Artist Kija Lucas’ selection of framed images highlight indigenous and introduced botanical specimens, as well as tools and supplies for plant propagation (such as a seed collection envelope with a handwritten note affixed to it).
Upon entering Fort Mason Center for Arts & Culture, you may have noticed a small tile-roofed building just behind the main gate. A mere 100 square feet in size, the historic military guardhouse is a diminutive reminder of the fort’s original purpose as a site of surveillance and defense. The structure’s relationship to aggression and protection makes it an ideal venue for a photographic installation by artist Kija Lucas that debuts a new body of work reflecting on the techniques that shape our relationship to plants and our understanding of nature over time. The show, on view through March 12, is also the first iteration of For-Site Foundation’s The Guardhouse Program, which will commission three artists a year to create work for the space in alignment with the nonprofit’s mission to support art about place.
While occasional programming has activated the guardhouse — including interventions by artists Sofia Ramos (2018) and Matt Goldberg (2019) — this recently established program, maintained in partnership with FMCAC, is ongoing. Artists can apply through an open call, and those selected receive a fee and funds to cover production-related expenses. In addition to greater visibility and resources for art and artists, The Guardhouse Program will provide more visibility for For-Site, the 20-year-old organization that presents large-scale thematic exhibitions roughly every 18 months — a goal that founding executive director and chief curator Cheryl Haines notes emerged in its 2022 strategic plan.
For-Site curator Lisa Ellsworth, having followed Lucas’ work for almost a decade, engaged the artist. “I’ve always admired how Kija’s work supports looking at difficult subject matter even when it is deeply complicated and personal,” says Ellsworth. “It seemed like a natural fit for thinking through the natural and cultural significance of the guardhouse.” A Bay Area native and daughter of a gardener, Lucas is keenly aware of her natural surroundings. The proverbial seed for this work emerged when, while walking in the Presidio, she noticed a patch of grass that had been marked as an endangered species and realized that “it appears wild, but it’s actually very planned and managed,” Lucas recalls. “And it made me wonder what other threatened organisms might be going unnoticed.”
With Ellsworth’s support and For-Site’s connections, Lucas worked with the Presidio Nursery, which cultivates the indigenous plants used in restoration efforts across the Presidio and other park sites. Staff granted Lucas access to photograph indigenous plants as well as the tools utilized to conserve and cultivate them. Through the project, she came to understand the complexity of her relationship to the ecosystem, as the plants she considered reminders of “home” — such as blue gum eucalyptus, fennel and ice plant — are all invasive species that, due to their introductions by human settlers, have endangered the indigenous species that the Presidio Nursery now aims to save.
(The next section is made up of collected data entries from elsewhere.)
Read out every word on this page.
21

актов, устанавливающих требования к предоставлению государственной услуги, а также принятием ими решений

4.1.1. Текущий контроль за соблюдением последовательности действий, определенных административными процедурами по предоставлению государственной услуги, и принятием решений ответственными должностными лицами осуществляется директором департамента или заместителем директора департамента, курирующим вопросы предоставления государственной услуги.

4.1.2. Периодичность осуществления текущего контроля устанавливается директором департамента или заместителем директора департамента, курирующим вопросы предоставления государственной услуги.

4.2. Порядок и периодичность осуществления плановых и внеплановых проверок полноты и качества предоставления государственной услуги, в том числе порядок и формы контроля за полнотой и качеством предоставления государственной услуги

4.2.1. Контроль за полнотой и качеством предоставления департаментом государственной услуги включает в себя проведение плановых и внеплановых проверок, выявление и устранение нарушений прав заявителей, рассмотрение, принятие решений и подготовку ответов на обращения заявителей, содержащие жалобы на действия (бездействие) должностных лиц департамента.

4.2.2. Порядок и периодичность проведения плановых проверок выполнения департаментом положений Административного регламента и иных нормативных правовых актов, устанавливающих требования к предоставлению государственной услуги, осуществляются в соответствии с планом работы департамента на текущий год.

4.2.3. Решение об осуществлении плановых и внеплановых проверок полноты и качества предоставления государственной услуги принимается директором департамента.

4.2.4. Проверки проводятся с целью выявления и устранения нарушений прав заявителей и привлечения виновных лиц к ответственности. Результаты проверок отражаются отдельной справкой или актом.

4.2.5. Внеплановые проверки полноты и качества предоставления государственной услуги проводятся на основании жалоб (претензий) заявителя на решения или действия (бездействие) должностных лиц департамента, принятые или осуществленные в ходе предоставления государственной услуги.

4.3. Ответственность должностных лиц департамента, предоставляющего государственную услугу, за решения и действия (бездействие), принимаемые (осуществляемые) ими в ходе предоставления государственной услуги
Thus for the installation, which is viewed through the windows, Lucas hung framed images of Franciscan manzanita (which is both indigenous and endangered), seed packets and clippers from the nursery on walls she covered in wallpaper. For the first use of wallpaper in her practice, she designed a floral composition that employs her own photographs of familiar invasive species, made with her signature flatbed-scanning technique. This process highlights the delicacy in each specimen while the background is reduced to blackness, allowing for meaning to be created in the images’ relationships to each other. Held within the guardhouse — once a line of defense that now welcomes visitors — Lucas’ work gives shape to the layered complexity of human agency as it exerts its power through time and space.